The fate of a chosen many…

My mother in law and I went for a facial cleansing last night to a lady who runs a small salon in the garage of her home. My experience there was as relaxing as it was depressing. 

The cleansing started off as it usually does- moisturizer on the face and small chit chat- but the casual chit chat came to an abrupt halt when my mother in law asked the lady a simple question; “How are things at home?”

The sudden pause in the lady’s movements, and the sigh with which she replied, “worse” was enough to make my mil feel instant remorse. Since this was the first time I was meeting this lady, I had no idea what this was about but as the conversation progressed, I started to understand where she was coming from. 

Before I begin the story of Mrs. Khan, the facial lady, let me give you a brief background about her family situation; Mrs. Khan is married and lives with her husband, two daughters and a mother in law. Her husband hasn’t been quite lucky with jobs and has been on and off work for a while, consequently being unable to support his family as a man in Pakistani society should. In order to meet the needs of the household, Mrs. Khan runs a salon in her garage after six pm and her afternoons are spent running a gym and giving Yoga lessons at home. Mrs. Khan’s mil, too, happens to support the family financially, by running a Montessori on the Ground floor of the house. So far, so good?

So what makes things at home “worse” for Mrs.
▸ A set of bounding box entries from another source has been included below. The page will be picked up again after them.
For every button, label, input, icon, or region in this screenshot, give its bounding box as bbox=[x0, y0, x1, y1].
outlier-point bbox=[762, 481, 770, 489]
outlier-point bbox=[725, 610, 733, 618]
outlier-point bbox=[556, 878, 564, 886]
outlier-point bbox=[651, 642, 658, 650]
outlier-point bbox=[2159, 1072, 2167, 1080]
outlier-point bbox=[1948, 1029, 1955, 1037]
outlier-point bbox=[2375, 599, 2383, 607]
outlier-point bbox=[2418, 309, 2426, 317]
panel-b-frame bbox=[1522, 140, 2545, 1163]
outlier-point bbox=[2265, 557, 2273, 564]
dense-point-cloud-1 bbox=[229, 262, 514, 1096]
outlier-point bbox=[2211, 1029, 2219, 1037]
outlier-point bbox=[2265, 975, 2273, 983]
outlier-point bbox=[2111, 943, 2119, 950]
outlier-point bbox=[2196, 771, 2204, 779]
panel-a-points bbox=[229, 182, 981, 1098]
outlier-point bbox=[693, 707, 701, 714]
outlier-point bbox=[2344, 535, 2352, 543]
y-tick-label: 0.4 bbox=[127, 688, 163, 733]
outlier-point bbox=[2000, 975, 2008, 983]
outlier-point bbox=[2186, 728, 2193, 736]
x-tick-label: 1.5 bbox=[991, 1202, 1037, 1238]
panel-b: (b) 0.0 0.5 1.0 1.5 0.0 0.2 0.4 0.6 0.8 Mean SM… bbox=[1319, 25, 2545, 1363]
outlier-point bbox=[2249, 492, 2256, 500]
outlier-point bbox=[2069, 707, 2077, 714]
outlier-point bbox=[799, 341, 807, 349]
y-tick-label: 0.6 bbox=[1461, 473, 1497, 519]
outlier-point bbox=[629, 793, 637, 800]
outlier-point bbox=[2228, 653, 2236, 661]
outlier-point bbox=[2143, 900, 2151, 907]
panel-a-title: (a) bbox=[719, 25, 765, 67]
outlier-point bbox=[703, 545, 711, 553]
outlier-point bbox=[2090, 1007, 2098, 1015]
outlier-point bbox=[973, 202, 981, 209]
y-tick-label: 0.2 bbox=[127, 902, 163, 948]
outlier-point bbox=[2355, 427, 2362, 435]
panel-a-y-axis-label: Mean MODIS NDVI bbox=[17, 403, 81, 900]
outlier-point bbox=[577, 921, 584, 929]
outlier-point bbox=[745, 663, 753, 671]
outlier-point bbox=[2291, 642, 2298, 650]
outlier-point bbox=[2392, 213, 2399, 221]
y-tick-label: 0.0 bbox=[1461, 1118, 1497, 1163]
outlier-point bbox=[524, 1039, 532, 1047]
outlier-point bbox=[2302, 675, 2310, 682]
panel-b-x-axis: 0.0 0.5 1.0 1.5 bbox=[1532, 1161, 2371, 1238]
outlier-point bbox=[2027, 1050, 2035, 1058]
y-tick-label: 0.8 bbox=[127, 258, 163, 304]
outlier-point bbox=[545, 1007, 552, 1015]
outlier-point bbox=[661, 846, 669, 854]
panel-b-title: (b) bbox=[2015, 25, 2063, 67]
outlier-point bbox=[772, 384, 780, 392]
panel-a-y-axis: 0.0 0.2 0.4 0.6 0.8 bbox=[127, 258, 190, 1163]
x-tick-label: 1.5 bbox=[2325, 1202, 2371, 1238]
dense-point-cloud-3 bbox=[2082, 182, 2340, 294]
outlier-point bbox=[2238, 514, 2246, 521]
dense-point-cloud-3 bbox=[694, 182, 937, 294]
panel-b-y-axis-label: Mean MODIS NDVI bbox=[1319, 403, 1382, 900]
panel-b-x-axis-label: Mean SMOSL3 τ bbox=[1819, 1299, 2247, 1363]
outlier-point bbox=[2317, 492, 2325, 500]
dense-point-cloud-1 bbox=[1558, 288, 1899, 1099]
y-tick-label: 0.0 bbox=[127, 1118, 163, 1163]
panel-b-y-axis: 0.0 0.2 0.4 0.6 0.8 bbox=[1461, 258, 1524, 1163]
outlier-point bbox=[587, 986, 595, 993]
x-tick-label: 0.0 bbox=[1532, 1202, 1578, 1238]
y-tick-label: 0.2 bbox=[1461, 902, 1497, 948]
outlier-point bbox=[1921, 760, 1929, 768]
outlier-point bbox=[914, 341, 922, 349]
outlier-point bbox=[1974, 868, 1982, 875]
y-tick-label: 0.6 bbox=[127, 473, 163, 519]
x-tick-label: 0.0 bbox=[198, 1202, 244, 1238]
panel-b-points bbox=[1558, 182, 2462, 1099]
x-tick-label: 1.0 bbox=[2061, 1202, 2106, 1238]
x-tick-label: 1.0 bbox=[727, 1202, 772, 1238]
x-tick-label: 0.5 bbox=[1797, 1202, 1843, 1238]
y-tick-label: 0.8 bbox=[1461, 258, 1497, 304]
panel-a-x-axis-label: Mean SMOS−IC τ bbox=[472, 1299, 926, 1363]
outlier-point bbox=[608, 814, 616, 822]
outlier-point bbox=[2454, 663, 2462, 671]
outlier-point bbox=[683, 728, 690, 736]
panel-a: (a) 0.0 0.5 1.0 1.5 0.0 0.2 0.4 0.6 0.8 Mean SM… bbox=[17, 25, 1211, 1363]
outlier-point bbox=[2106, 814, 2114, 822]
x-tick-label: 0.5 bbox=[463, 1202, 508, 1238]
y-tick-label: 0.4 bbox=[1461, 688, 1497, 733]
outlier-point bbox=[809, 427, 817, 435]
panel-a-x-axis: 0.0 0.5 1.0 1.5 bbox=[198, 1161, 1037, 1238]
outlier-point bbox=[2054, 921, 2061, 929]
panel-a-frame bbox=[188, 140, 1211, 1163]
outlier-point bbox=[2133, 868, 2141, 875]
Khan? 

Her mother in law.

It is true that the principal of a Montessori, an educator, a woman children look up to and parents have high expectations from, is actually an old school  monster at home. Who would have thought? And all because her daughter in law failed to produce a son! It’s been over twenty years since Mrs. Khan got married and moved in with her husband, and her mil’s been after her life ever since. “I don’t understand why women get their sons married if they can’t stand sharing them with another woman! Is it just so somebody can do the housework and be at their son’s beck and call? Why are we reduced to becoming faceless slaves if we fail to produce a boy?” cried Mrs. Khan angrily. 

 Mrs. Khan’s mother in law makes it a point to verbally abuse her on a daily basis, not helping out with any of the house chores and making life impossible for servants, ensuring their immediate departure from the house. So Mrs. Khan has to shoulder the burden of two of her businesses along with the demanding chores of the household. Even her daughters are not spared! They too have to suffer the consequences of simply having been born. Mr. Khan does not join his mother in verbally assaulting his wife, but his lack of support in defending her feels like a physical blow to his wife. With constant bickering and a lack of social life, Mrs. Khan’s world is dark, depressing and forever ruined.

But this was not as shocking to hear as the story that Mrs. Khan narrated next. One of Mrs. Khan’s Yoga students recently got a divorce. She was married for a total of four months in which her husband would beat her up occasionally, her mother in law would time her showers, meals, chores, calls and everything else she did, physically reprimanding her if she exceeded the allotted time. Together, they made her life a nightmare with verbal and physical abuses that could easily damage a girl’s soul. Finally, four months into the marriage when the girl was pregnant, she was sent to her mother’s house and a divorce notice followed a week later. The girl lost her baby from shock. 

There are so many such cases that Mrs. Khan comes across on a regular basis and she feels that it has become a common problem in most households. Mothers in law are treating their newly wed daughters in law as competition, trying to show them who’s boss by repressing them every chance they get. These repression tactics often get out of control and result in physical abuse and a destroyed marriage. Husbands do not stop this constant battle because they usually feel more loyal towards their mothers and believe the wife must deserve whatever comes her way. Sometimes, husbands may take part in the joys of beating up the helpless woman, while at other times, he may feel benevolent and ignore her. What I fail to understand is why educated men, coming from apparently respectable families, do not find this violence shocking or even unjust? Why do young girls, who have an MBA degree and a certain level of independence that comes with it, not stand up to such violence and walk out?

Why are so many women going through this today? This is not something that happens in illiterate families because, if the principal of a Montessori can enjoy being a monster in law, then why not any ordinary educated housewife? Can these atrocities be stopped by limiting arranged marriages? Or are these problems a result of living in large joint families? Why do these things happen in this day and age? When did these older women lose their consciences?

Once the cleansing was complete, my mother in law and I exchanged a look that probably conveyed a million thoughts in a second. I left the small salon with many questions and several concerns, but with certainty regarding one thing; I have the best in laws ever and I am a very very lucky girl.